| 03.18.2018

Finding the faith — Return to ‘Crisis of confidence’ inspiration


After the long and drawn out election, President Obama took the podium at the presidential inauguration to take a step forward to a second term and deal with the pressing issues of the upcoming year. These issues include immigration reform, reducing the debt and gun regulation. As the inaugural ceremony continued, the press, political leaders and audience continued the traditional falsified ideal of how great American democracy is.
It had seemed the country’s political leaders, pundits and Americans themselves forgot the perverted circus that the country endured for a year and a half — from the ridiculous voter ID laws and historic influence of untraceable money to the absurd press coverage of the election and rivers of misinformation from both campaigns.

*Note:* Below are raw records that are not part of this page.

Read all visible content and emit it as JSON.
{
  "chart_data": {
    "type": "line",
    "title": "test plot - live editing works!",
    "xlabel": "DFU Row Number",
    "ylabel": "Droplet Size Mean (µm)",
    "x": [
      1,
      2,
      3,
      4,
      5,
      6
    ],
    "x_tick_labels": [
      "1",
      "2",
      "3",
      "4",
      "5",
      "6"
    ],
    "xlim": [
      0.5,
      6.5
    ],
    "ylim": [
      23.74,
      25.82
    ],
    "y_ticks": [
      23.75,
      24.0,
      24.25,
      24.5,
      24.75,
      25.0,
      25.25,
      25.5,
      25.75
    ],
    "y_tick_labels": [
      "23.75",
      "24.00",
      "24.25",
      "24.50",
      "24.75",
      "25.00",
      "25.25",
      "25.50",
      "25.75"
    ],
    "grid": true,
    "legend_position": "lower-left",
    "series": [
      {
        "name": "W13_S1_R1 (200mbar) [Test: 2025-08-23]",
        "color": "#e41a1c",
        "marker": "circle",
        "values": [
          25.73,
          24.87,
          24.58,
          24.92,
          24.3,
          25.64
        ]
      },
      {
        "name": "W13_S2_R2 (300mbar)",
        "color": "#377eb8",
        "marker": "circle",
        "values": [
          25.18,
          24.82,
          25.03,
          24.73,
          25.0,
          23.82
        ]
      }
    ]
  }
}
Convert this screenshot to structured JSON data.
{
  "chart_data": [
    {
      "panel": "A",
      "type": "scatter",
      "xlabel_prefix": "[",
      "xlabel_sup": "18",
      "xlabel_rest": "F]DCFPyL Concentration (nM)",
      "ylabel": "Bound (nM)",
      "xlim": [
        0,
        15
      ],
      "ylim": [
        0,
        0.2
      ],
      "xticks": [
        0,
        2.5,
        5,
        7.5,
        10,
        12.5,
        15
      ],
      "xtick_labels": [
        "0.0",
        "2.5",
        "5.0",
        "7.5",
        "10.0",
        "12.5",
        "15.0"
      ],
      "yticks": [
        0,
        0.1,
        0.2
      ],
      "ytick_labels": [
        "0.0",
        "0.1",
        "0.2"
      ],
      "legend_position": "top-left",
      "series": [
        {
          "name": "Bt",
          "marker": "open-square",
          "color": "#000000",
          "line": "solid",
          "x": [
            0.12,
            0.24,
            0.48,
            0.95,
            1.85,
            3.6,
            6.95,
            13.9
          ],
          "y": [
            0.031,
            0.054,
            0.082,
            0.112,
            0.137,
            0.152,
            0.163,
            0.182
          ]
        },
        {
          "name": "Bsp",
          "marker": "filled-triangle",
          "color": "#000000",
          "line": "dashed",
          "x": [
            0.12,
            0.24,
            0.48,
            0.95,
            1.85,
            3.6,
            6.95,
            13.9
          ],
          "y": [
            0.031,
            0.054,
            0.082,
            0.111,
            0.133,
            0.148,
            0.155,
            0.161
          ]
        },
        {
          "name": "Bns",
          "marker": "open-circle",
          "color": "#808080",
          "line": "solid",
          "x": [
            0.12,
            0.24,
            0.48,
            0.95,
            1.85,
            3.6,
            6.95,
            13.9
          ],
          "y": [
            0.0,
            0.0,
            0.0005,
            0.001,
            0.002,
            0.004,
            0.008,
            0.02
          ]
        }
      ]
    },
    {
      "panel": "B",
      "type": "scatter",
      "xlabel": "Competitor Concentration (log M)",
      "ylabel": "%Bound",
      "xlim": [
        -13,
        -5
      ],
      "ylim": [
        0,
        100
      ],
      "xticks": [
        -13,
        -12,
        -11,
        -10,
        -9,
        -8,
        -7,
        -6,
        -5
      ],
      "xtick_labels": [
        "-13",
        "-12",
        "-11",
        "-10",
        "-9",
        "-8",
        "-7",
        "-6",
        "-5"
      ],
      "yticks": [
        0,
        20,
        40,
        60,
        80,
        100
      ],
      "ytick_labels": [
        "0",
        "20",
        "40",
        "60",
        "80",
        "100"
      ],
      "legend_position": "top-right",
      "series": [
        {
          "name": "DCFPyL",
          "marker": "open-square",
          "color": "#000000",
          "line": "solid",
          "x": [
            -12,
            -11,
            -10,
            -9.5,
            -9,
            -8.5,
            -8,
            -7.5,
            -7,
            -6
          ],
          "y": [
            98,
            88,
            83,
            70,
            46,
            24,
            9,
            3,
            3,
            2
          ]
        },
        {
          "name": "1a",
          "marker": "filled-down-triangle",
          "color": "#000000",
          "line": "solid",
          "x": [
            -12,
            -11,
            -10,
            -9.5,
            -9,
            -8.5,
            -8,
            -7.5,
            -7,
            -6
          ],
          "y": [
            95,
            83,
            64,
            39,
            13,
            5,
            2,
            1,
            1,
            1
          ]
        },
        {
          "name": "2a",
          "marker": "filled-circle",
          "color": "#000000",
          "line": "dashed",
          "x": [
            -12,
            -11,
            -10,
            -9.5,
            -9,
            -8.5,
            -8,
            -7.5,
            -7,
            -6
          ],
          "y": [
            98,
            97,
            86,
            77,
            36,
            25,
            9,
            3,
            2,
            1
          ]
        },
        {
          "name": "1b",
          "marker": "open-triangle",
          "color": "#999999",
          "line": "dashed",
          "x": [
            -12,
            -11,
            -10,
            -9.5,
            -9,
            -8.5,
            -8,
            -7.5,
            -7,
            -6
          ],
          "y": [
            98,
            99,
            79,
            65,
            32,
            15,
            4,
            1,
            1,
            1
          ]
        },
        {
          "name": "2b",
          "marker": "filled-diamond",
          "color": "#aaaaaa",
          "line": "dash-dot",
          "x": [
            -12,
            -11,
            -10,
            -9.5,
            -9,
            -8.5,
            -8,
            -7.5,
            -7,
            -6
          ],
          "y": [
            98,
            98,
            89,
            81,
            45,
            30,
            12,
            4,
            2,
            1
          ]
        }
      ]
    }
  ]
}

In the 2012 presidential election the Bipartisan Policy Center estimates that only 57.5 percent of eligible citizens voted. In 2010, Idaho produced the pitiful voter turnout of 40.21 percent for mid-term congressional and senate races, according to the Secretary of State office.  Not to mention local elections that produce disgraceful voter turnouts of 20 percent and less, yet often have the most effect on citizen’s daily lives.
How dare we call ourselves a “grand” democracy, when at best only 57.5 percent of our eligible citizenship vote — a shameful statistic. As a country, how have we accepted this unabashed ambivalence toward voting?
As Jimmy Carter warned in his “Crisis of Confidence” speech to the nation in 1979, the American public is losing faith in their government, schools, media and democracy, but most importantly, their country. Voter turnout and political participation suggest that Americans have given up on making their society as a whole better and the average citizen is a self-proclaimed nitwit about any current event.
These are deep societal problems that must be addressed in this era and the next. But just because they exist does not mean we back down from them, forget about them or, in the case of the present society, simply pretend they do not exist.
No, America has innovated, transformed and progressed through crisis after crisis, as we can do so with this current crisis of confidence.
Many worry if this can be done, but remember the easy and destructive road is to proclaim ignorant neutrality concerning the troubles our society faces, even though to do so would be to reduce yourself to a ignorant, unenlightened speck of a citizen.